ガラ:そこに飛び込んでくるのが、もうカッコいいですよね。
KOHTA:明らかに不利だけど、誘ってくれたのもすごく嬉しかったし。そこで自分もまた一歩新しい世界を見せられたらいいなと思って、ありがたくお引き受けさせてもらいました。
──2022年1月のAngelo無期限活動休止後、ベーシストとして新しいバンドを組むわけではなく、ソロでやること、ご自身で歌うことを選択されたのは、どのような理由だったんですか?
KOHTA:なるべく時間を空けずにみんなの前に立つためには、ソロをやるのが一番速かったということなんです。僕はバンドで育ってきた人間なんで、当然バンドが好きなんです。だけど、ソロで出ていくしかないってタイミングであれば、それなら自分の思うことや好きなことを精一杯表現しようと。
──フロントマンとして歌うことについては?
KOHTA:歌に関してはド素人なんで、すべてが挑戦ですよ。はっきり言って、歌に関する自信なんて何一つない。ガラくんが今言ってくれたように、思っていることをストレートに伝えるしか、僕には手段がないんです。そこはもう素直にさらけ出して、見てくれるみなさんに反応を委ねようと。そういう意味でソロはがむしゃらというか、バンドとは全然ベクトルが違いますよね。

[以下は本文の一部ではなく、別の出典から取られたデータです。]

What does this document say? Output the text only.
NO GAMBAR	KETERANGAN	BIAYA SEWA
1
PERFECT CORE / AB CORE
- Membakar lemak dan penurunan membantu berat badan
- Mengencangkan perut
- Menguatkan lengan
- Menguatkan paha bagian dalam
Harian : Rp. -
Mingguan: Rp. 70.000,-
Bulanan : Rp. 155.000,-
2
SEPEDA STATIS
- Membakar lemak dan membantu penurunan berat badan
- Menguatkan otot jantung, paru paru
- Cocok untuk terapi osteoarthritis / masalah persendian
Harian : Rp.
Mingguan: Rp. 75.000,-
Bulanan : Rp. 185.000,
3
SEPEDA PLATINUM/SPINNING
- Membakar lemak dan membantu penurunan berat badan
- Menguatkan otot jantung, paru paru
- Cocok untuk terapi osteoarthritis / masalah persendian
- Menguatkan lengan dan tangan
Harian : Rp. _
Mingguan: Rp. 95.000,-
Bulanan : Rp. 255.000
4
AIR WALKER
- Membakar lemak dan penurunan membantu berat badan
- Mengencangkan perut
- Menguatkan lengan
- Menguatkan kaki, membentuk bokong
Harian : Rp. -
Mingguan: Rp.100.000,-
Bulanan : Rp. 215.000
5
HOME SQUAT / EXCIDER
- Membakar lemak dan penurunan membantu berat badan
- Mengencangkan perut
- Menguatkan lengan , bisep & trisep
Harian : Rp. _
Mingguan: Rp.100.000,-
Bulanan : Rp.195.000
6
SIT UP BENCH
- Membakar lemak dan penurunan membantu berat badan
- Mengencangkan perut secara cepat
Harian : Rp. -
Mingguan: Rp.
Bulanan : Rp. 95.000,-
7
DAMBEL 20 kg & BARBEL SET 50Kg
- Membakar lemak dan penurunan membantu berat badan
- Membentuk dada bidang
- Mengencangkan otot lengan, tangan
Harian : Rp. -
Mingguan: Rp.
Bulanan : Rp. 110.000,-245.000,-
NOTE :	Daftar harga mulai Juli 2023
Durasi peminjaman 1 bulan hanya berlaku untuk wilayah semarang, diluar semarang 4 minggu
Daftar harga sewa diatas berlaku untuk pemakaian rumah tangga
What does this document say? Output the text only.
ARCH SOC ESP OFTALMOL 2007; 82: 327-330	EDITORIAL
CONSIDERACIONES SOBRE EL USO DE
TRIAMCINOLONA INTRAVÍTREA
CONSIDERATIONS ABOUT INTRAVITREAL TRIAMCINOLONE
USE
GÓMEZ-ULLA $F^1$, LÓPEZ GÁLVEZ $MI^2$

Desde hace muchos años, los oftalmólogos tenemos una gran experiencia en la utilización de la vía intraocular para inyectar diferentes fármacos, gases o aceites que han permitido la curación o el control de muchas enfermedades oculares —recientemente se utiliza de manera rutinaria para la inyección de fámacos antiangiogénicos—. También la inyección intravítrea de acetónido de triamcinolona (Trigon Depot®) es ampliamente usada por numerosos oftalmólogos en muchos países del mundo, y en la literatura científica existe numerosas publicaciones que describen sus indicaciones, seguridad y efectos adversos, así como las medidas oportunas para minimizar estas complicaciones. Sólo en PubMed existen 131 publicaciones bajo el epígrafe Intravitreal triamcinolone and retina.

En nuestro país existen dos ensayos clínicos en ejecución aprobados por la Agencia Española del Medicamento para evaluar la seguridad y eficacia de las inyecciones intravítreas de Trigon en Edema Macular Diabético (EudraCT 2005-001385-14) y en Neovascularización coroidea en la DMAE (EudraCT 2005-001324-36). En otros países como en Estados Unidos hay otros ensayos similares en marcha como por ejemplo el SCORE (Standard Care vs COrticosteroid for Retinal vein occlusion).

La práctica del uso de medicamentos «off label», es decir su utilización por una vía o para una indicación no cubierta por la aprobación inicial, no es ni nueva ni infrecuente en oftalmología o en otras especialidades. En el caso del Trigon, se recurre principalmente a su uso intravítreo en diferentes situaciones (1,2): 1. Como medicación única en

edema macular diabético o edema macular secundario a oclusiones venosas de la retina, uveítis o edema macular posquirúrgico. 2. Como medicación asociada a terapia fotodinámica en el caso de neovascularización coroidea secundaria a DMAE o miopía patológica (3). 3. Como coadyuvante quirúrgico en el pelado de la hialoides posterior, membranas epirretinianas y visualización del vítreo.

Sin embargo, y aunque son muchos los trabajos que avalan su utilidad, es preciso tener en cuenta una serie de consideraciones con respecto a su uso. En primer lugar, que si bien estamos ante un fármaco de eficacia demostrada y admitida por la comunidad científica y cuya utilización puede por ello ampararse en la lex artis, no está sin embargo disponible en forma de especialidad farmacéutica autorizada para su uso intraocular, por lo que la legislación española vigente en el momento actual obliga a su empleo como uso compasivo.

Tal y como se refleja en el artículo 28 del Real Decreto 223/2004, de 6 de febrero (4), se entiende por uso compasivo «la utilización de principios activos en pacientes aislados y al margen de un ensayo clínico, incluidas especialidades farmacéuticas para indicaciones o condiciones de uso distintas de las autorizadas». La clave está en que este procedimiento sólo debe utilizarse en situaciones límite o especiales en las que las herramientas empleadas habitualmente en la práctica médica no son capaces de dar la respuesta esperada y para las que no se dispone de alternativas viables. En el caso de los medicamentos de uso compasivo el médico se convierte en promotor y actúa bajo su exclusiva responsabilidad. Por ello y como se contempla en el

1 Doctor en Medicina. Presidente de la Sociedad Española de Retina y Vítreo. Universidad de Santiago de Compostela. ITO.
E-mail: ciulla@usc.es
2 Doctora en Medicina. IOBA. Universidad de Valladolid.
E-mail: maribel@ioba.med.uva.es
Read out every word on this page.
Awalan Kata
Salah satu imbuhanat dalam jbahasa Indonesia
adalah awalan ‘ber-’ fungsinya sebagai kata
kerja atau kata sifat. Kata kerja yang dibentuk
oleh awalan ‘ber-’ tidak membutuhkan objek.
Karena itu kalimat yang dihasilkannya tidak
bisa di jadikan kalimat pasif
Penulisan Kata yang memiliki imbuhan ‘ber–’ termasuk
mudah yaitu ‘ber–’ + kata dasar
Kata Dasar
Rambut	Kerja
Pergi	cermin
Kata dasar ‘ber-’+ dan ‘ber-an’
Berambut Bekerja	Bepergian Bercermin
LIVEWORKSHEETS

ガラ:ベースプレーヤーだったKOHTAさんが、ソロとして表現者になる。その始まりが観られるってことはすごく貴重な機会だと思いますし、今を逃すと観られない瞬間ですよね。
KOHTA:そうですね。まだソロのステージは二回だけだから。三度目にいきなり山場がきました(笑)。いくらバンドが有名だったとしても、ソロになってから声を掛けてくれるってなかなかないことだと思うし、メリーは器が大きいなって。
ガラ:歌っているKOHTAさんとの対バンを想像した時に、ワクワクしかなかったんです。“KOHTAさんにこんな一面があったんだ!”とか、未知の部分が見られるってラッキーじゃないですか。「そういう姿が観れるんだよ! 君たち!」って来てくれる人たちに言いたい。
KOHTA:キャリアがどうとかじゃなく、単純に一人になった僕に興味を持ってくれて嬉しいですね。僕は先輩かもしれないけど、“一人でしょ? 負けねえよ”ぐらいな感じで全然いいんです。そうじゃないと、2組でやる意味も希薄になるから。メリーも僕もそれは望んでない。その上で、僕も一緒にやらせてもらうことによって、自分自身が成長できる。そういう場でありたいなと思います。